The bill makes sweeping changes to how voters will go to the polls in November, with the biggest change being an expansion of mail-in voting. With the expansion, anyone who voted in 2018, 2019, and 2020, or people who previously registered to vote by mail, will be sent a vote-by-mail application, local outlet WICS/WRSP reported.
Around 5 million Illinoisans will receive a vote-by-mail application, the report said.
The drive to expand mail balloting options amid the pandemic has emerged as the centerpiece of a growing political fight ahead of November’s election. Broadly, President Donald Trump and Republican lawmakers have challenged the idea of expanding vote-by-mail, arguing that it’s vulnerable to fraud.
Democrats and voting rights groups say it’s a way to protect voters from the virus. They say a failure to guarantee that option amid a pandemic will disenfranchise millions of Americans.
Pritzker told the Belleview News-Democrat he would have preferred that a vote-by-mail application to be sent to every eligible voter in the state, but said the bill is “a reasonable compromise.”
State Rep. Kelly Burke, a Democrat and the bill’s chief sponsor in the House, said the legislation would “balance public health concerns with robust participation in elections.”
“It will make vote-by-mail more user-friendly, efficient, secure and accessible,” Burke told the full House chamber, which convened at the Bank of Springfield Center in Springfield, instead of its chamber in the Illinois Capitol building, to ensure more effective social distancing amid the pandemic, the Capitol News Illinois reported.
House Republicans opposed the bill, with state Rep.

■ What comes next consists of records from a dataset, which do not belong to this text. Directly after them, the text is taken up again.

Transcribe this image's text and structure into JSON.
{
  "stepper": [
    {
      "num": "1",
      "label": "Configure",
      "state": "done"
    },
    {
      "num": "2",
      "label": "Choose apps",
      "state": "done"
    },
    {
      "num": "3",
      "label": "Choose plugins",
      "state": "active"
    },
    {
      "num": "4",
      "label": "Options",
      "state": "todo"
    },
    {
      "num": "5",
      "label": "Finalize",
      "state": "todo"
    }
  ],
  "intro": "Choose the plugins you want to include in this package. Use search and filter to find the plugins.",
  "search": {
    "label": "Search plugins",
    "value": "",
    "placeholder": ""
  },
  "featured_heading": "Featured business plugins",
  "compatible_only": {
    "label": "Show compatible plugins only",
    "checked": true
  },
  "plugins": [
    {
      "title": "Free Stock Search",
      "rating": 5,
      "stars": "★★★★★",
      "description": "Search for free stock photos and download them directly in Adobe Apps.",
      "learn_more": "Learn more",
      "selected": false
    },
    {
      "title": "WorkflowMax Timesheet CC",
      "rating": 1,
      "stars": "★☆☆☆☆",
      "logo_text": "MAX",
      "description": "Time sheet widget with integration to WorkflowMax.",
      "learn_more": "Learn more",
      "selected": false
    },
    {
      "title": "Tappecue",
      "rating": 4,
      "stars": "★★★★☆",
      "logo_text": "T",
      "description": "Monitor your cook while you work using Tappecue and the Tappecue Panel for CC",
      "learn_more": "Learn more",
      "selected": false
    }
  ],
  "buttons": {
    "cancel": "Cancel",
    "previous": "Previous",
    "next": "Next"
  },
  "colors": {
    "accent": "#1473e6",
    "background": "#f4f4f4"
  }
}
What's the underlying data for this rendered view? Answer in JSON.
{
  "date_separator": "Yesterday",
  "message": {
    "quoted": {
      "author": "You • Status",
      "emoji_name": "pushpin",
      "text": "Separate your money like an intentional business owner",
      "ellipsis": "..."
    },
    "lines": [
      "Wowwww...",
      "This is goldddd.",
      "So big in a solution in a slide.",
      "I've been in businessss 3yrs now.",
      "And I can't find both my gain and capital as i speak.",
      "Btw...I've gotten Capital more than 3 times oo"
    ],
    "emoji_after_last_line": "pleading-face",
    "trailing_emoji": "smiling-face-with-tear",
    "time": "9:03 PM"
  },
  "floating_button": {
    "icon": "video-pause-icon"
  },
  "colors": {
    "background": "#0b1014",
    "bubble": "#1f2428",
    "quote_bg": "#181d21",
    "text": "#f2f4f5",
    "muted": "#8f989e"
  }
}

Ryan Spain warning of the risk of voter fraud.
“My concern isn’t how those ballots become postmarked, but the opportunity for ballot stuffing that can take place unsupervised after hours by political operatives,” Spain said, according to WICS/WRSP.
Spain and his Republican colleague state Rep. Lindsay Parkhurst expressed fears that unscrupulous campaign workers will harvest ballots and try to improperly influence the election.
“There’s not enough checks and balances, there’s not enough security, there’s not enough integrity to this ballot-harvesting drop-box system,” Parkhurst said, according to the Belleville News-Democrat.
“No one knows what this pandemic is going to be looking like in November,” said St. Clair County Clerk Thomas Holbrook, who supports the plan on grounds that it cuts down on the risk of infection for election judges and voters, the Belleville News-Democrat reported.
The Heritage Foundation, a conservative think tank, has long raised the alarm about the dangers of mail-in ballot fraud.
“Absentee ballots are the tools of choice of election fraudsters because they are voted outside the supervision of election officials, making it easier to steal, forge, or alter them, as well as to intimidate voters,” Heritage Foundation senior legal fellow Hans A. von Spakovsky wrote in an op-ed.
While the Heritage Foundation’s own database of all reported instances of election fraud, dating back to 1979, lists only 1,277 “proven instances of voter fraud,” the organization’s communications manager told The Epoch Times in an emailed statement that “the database is only intended to represent a small sampling of the types of voter fraud that can occur—it is by no means a comprehensive report of all the voter fraud that happens around the country.”